Miller has co-authored more than 200 peer-reviewed publications, as well as two highly cited textbooks on random point processes and computational anatomy. In 2002, he was recognized by the Institute for Scientific Information (ISI) Essential Science Indicators for garnering the highest rate of increase in total citations in the field of engineering for his work in computational anatomy.
He has received numerous awards for his work, including the national Institute of Electrical and Electronics Engineers (IEEE) Biomedical Engineering Thesis Award in 1982, the Johns Hopkins Paul Ehrlich Graduate Student Thesis Award in 1983, and the National Science Foundation (NSF) Presidential Young Investigator Award in 1986. He was named an inaugural Johns Hopkins University Gilman Scholar in 2011 for demonstrating a distinguished record of research, teaching, and service. He is an elected Fellow of the American Institute for Medical and Biological Engineering, the Institute of Electrical and Electronics Engineers, and the Biomedical Engineering Society.

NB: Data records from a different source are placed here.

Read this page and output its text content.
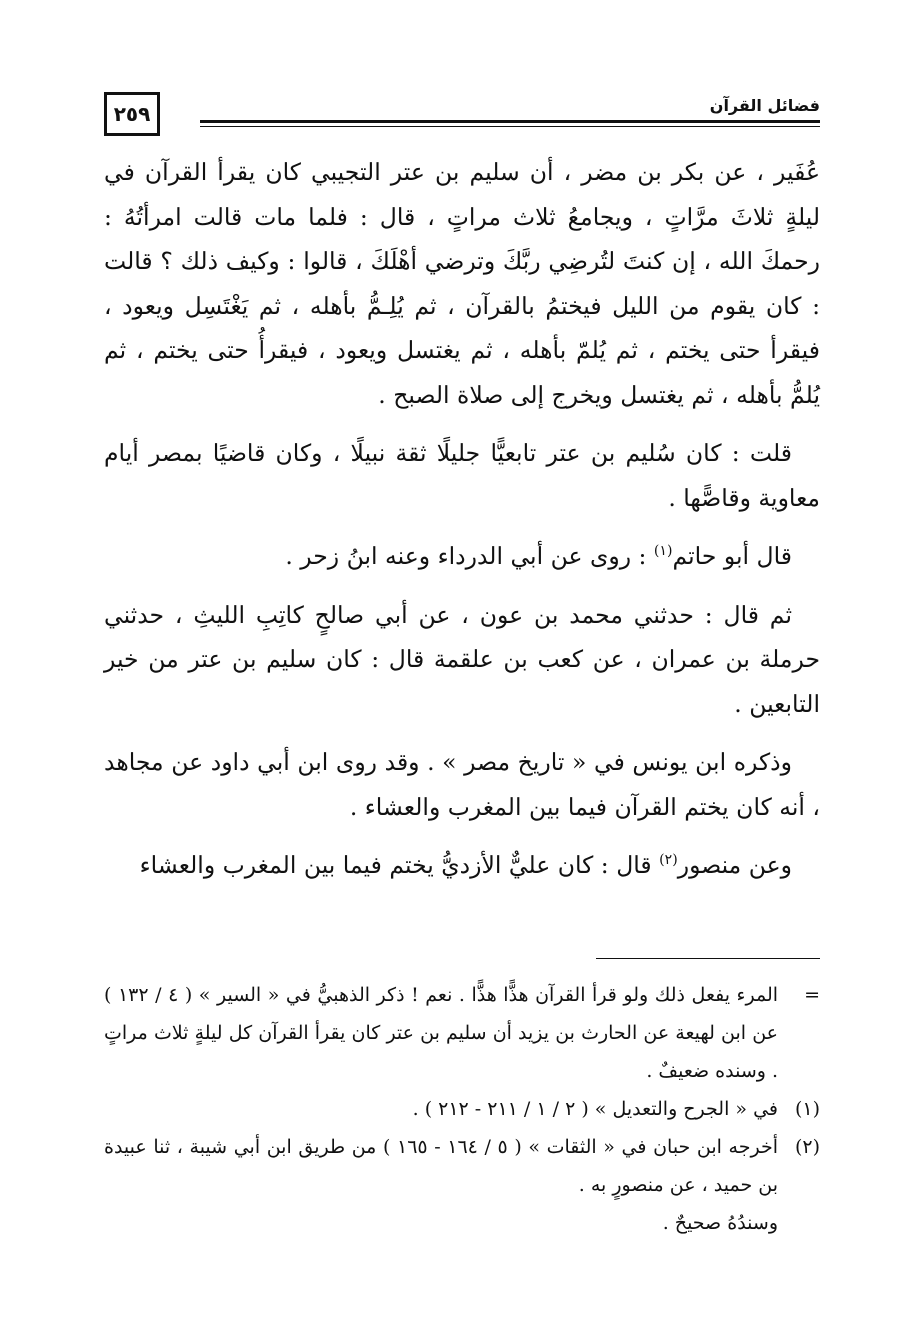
٢٥٩	فضائل القرآن

عُفَير ، عن بكر بن مضر ، أن سليم بن عتر التجيبي كان يقرأ القرآن في ليلةٍ ثلاثَ مرَّاتٍ ، ويجامعُ ثلاث مراتٍ ، قال : فلما مات قالت امرأتُهُ : رحمكَ الله ، إن كنتَ لتُرضِي ربَّكَ وترضي أهْلَكَ ، قالوا : وكيف ذلك ؟ قالت : كان يقوم من الليل فيختمُ بالقرآن ، ثم يُلِـمُّ بأهله ، ثم يَغْتَسِل ويعود ، فيقرأ حتى يختم ، ثم يُلمّ بأهله ، ثم يغتسل ويعود ، فيقرأُ حتى يختم ، ثم يُلمُّ بأهله ، ثم يغتسل ويخرج إلى صلاة الصبح .

قلت : كان سُليم بن عتر تابعيًّا جليلًا ثقة نبيلًا ، وكان قاضيًا بمصر أيام معاوية وقاصًّها .

قال أبو حاتم$^{(١)}$ : روى عن أبي الدرداء وعنه ابنُ زحر .

ثم قال : حدثني محمد بن عون ، عن أبي صالحٍ كاتِبِ الليثِ ، حدثني حرملة بن عمران ، عن كعب بن علقمة قال : كان سليم بن عتر من خير التابعين .

وذكره ابن يونس في « تاريخ مصر » . وقد روى ابن أبي داود عن مجاهد ، أنه كان يختم القرآن فيما بين المغرب والعشاء .

وعن منصور$^{(٢)}$ قال : كان عليٌّ الأزديُّ يختم فيما بين المغرب والعشاء

=
المرء يفعل ذلك ولو قرأ القرآن هذًّا هذًّا . نعم ! ذكر الذهبيُّ في « السير » ( ٤ / ١٣٢ ) عن ابن لهيعة عن الحارث بن يزيد أن سليم بن عتر كان يقرأ القرآن كل ليلةٍ ثلاث مراتٍ . وسنده ضعيفٌ .
(١)
في « الجرح والتعديل » ( ٢ / ١ / ٢١١ - ٢١٢ ) .
(٢)
أخرجه ابن حبان في « الثقات » ( ٥ / ١٦٤ - ١٦٥ ) من طريق ابن أبي شيبة ، ثنا عبيدة بن حميد ، عن منصورٍ به .
وسندُهُ صحيحٌ .
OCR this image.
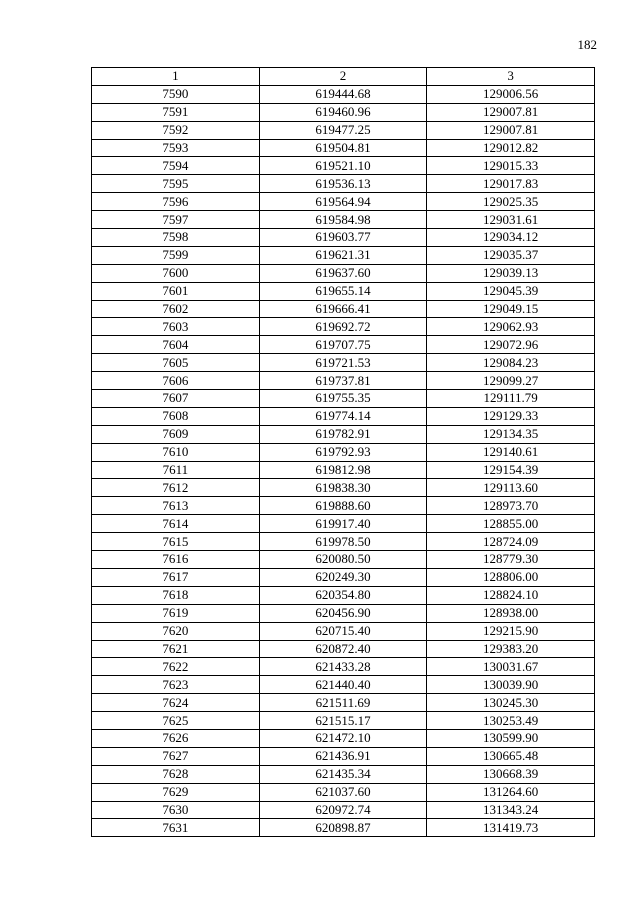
182
1	2	3
7590	619444.68	129006.56
7591	619460.96	129007.81
7592	619477.25	129007.81
7593	619504.81	129012.82
7594	619521.10	129015.33
7595	619536.13	129017.83
7596	619564.94	129025.35
7597	619584.98	129031.61
7598	619603.77	129034.12
7599	619621.31	129035.37
7600	619637.60	129039.13
7601	619655.14	129045.39
7602	619666.41	129049.15
7603	619692.72	129062.93
7604	619707.75	129072.96
7605	619721.53	129084.23
7606	619737.81	129099.27
7607	619755.35	129111.79
7608	619774.14	129129.33
7609	619782.91	129134.35
7610	619792.93	129140.61
7611	619812.98	129154.39
7612	619838.30	129113.60
7613	619888.60	128973.70
7614	619917.40	128855.00
7615	619978.50	128724.09
7616	620080.50	128779.30
7617	620249.30	128806.00
7618	620354.80	128824.10
7619	620456.90	128938.00
7620	620715.40	129215.90
7621	620872.40	129383.20
7622	621433.28	130031.67
7623	621440.40	130039.90
7624	621511.69	130245.30
7625	621515.17	130253.49
7626	621472.10	130599.90
7627	621436.91	130665.48
7628	621435.34	130668.39
7629	621037.60	131264.60
7630	620972.74	131343.24
7631	620898.87	131419.73
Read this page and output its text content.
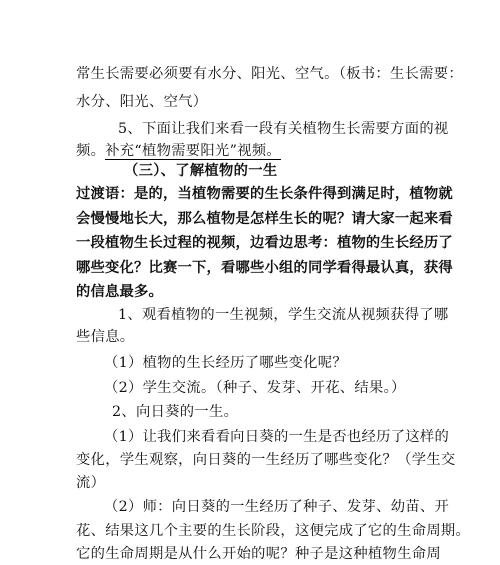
常生长需要必须要有水分、阳光、空气。（板书：生长需要：
水分、阳光、空气）
5、下面让我们来看一段有关植物生长需要方面的视
频。补充“植物需要阳光”视频。
（三）、了解植物的一生
过渡语：是的，当植物需要的生长条件得到满足时，植物就
会慢慢地长大，那么植物是怎样生长的呢？请大家一起来看
一段植物生长过程的视频，边看边思考：植物的生长经历了
哪些变化？比赛一下，看哪些小组的同学看得最认真，获得
的信息最多。
1、观看植物的一生视频，学生交流从视频获得了哪
些信息。
（1）植物的生长经历了哪些变化呢？
（2）学生交流。（种子、发芽、开花、结果。）
2、向日葵的一生。
（1）让我们来看看向日葵的一生是否也经历了这样的
变化，学生观察，向日葵的一生经历了哪些变化？（学生交
流）
（2）师：向日葵的一生经历了种子、发芽、幼苗、开
花、结果这几个主要的生长阶段，这便完成了它的生命周期。
它的生命周期是从什么开始的呢？种子是这种植物生命周
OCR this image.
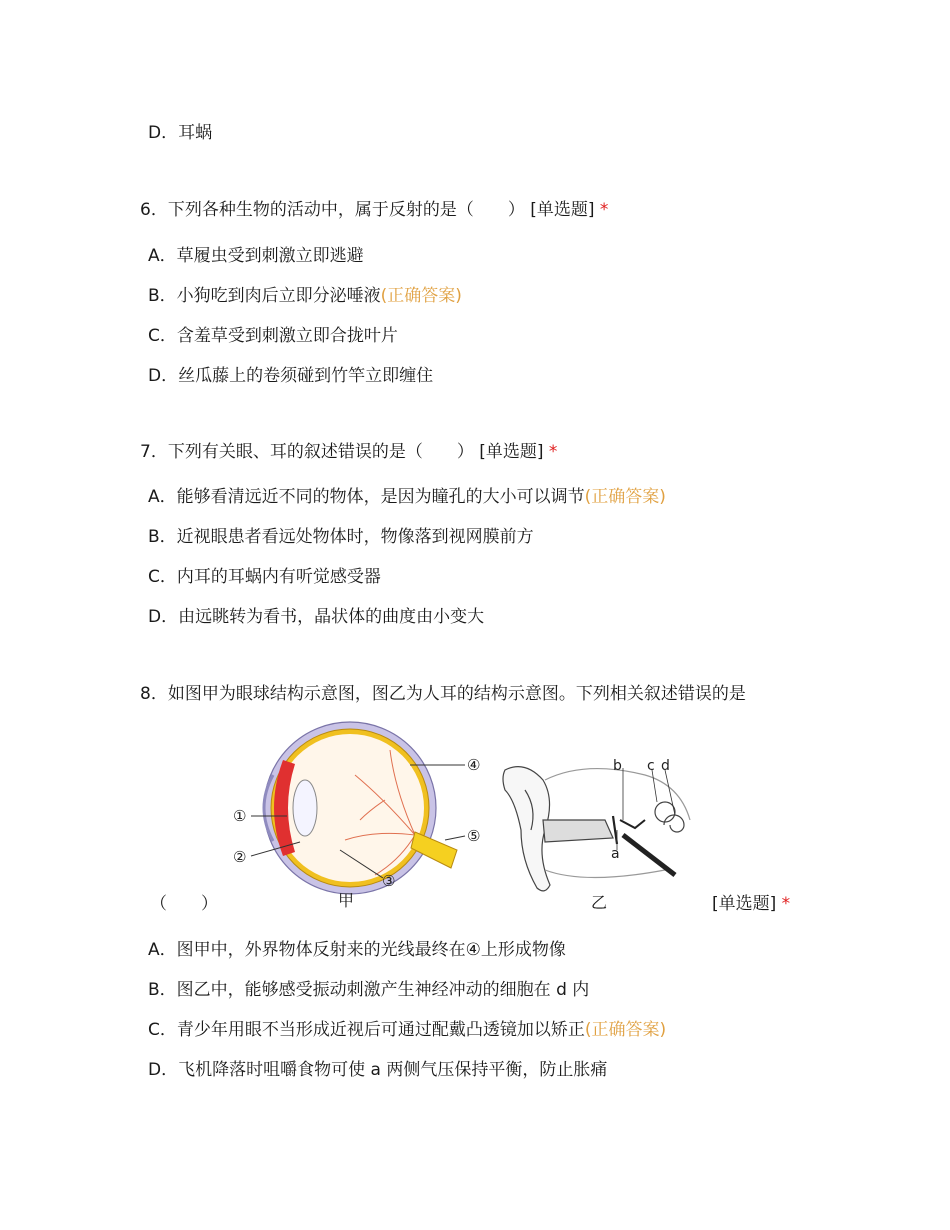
D．耳蜗
6．下列各种生物的活动中，属于反射的是（　　） [单选题] *
A．草履虫受到刺激立即逃避
B．小狗吃到肉后立即分泌唾液(正确答案)
C．含羞草受到刺激立即合拢叶片
D．丝瓜藤上的卷须碰到竹竿立即缠住
7．下列有关眼、耳的叙述错误的是（　　） [单选题] *
A．能够看清远近不同的物体，是因为瞳孔的大小可以调节(正确答案)
B．近视眼患者看远处物体时，物像落到视网膜前方
C．内耳的耳蜗内有听觉感受器
D．由远眺转为看书，晶状体的曲度由小变大
8．如图甲为眼球结构示意图，图乙为人耳的结构示意图。下列相关叙述错误的是
①
②
③
④
⑤
a
b c d
（　　）	甲	乙	[单选题] *
A．图甲中，外界物体反射来的光线最终在④上形成物像
B．图乙中，能够感受振动刺激产生神经冲动的细胞在 d 内
C．青少年用眼不当形成近视后可通过配戴凸透镜加以矫正(正确答案)
D．飞机降落时咀嚼食物可使 a 两侧气压保持平衡，防止胀痛
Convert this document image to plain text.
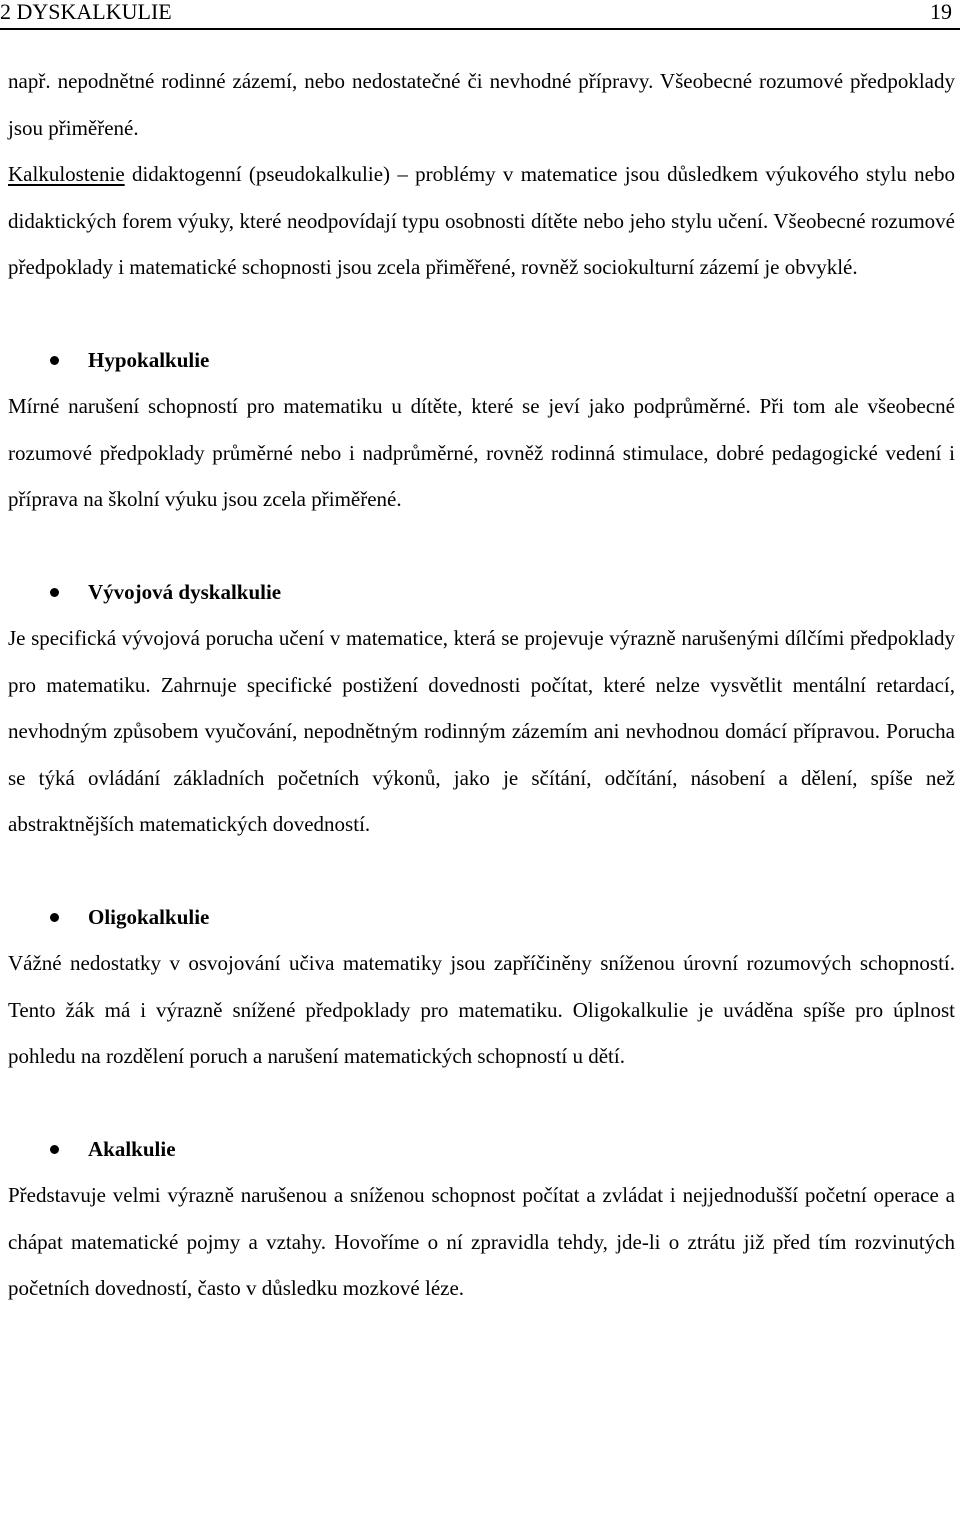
2 DYSKALKULIE	19

např. nepodnětné rodinné zázemí, nebo nedostatečné či nevhodné přípravy. Všeobecné rozumové předpoklady jsou přiměřené.

Kalkulostenie didaktogenní (pseudokalkulie) – problémy v matematice jsou důsledkem výukového stylu nebo didaktických forem výuky, které neodpovídají typu osobnosti dítěte nebo jeho stylu učení. Všeobecné rozumové předpoklady i matematické schopnosti jsou zcela přiměřené, rovněž sociokulturní zázemí je obvyklé.

Hypokalkulie

Mírné narušení schopností pro matematiku u dítěte, které se jeví jako podprůměrné. Při tom ale všeobecné rozumové předpoklady průměrné nebo i nadprůměrné, rovněž rodinná stimulace, dobré pedagogické vedení i příprava na školní výuku jsou zcela přiměřené.

Vývojová dyskalkulie

Je specifická vývojová porucha učení v matematice, která se projevuje výrazně narušenými dílčími předpoklady pro matematiku. Zahrnuje specifické postižení dovednosti počítat, které nelze vysvětlit mentální retardací, nevhodným způsobem vyučování, nepodnětným rodinným zázemím ani nevhodnou domácí přípravou. Porucha se týká ovládání základních početních výkonů, jako je sčítání, odčítání, násobení a dělení, spíše než abstraktnějších matematických dovedností.

Oligokalkulie

Vážné nedostatky v osvojování učiva matematiky jsou zapříčiněny sníženou úrovní rozumových schopností. Tento žák má i výrazně snížené předpoklady pro matematiku. Oligokalkulie je uváděna spíše pro úplnost pohledu na rozdělení poruch a narušení matematických schopností u dětí.

Akalkulie

Představuje velmi výrazně narušenou a sníženou schopnost počítat a zvládat i nejjednodušší početní operace a chápat matematické pojmy a vztahy. Hovoříme o ní zpravidla tehdy, jde-li o ztrátu již před tím rozvinutých početních dovedností, často v důsledku mozkové léze.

Miller earned his BS from the State University of New York at Stony Brook in 1976, and his MS in electrical engineering and PhD in biomedical engineering from Johns Hopkins University in 1978 and 1983, respectively. He was the Newton R. and Sarah L. Wilson Professor in Biomedical Engineering at Washington University in St. Louis until joining Johns Hopkins University in 1998. He was named the Herschel and Ruth Seder Professor in Biomedical Engineering in 2003, before his appointment as the director of biomedical engineering in 2017. He was also previously the director of the Johns Hopkins Center for Imaging Science.
- To be an innovator and a leader in emerging biomedical data engineering and AI.
- To train next generation biomedical engineers who are capable of handling data and information.
- To establish biomedical data engineering and AI educational program.
- To establish a biomedical data engineering and AI research thrust.
- To establish industrial partnership.
- To establish BME data and AI tool resources.
- To deliver a summary report to the Coulter BME chair.
- To publish a white paper to define biomedical AI.
- To improve BME graduates’ knowledge and capabilities in data engineering and AI.
- To develop AI solutions to improve healthcare among all stakeholders (patients, physicians, payers, administrators…).
- To establish the Wallace H. Coulter Department of Biomedical Engineering at Georgia Tech and Emory University as a leader in the wider community.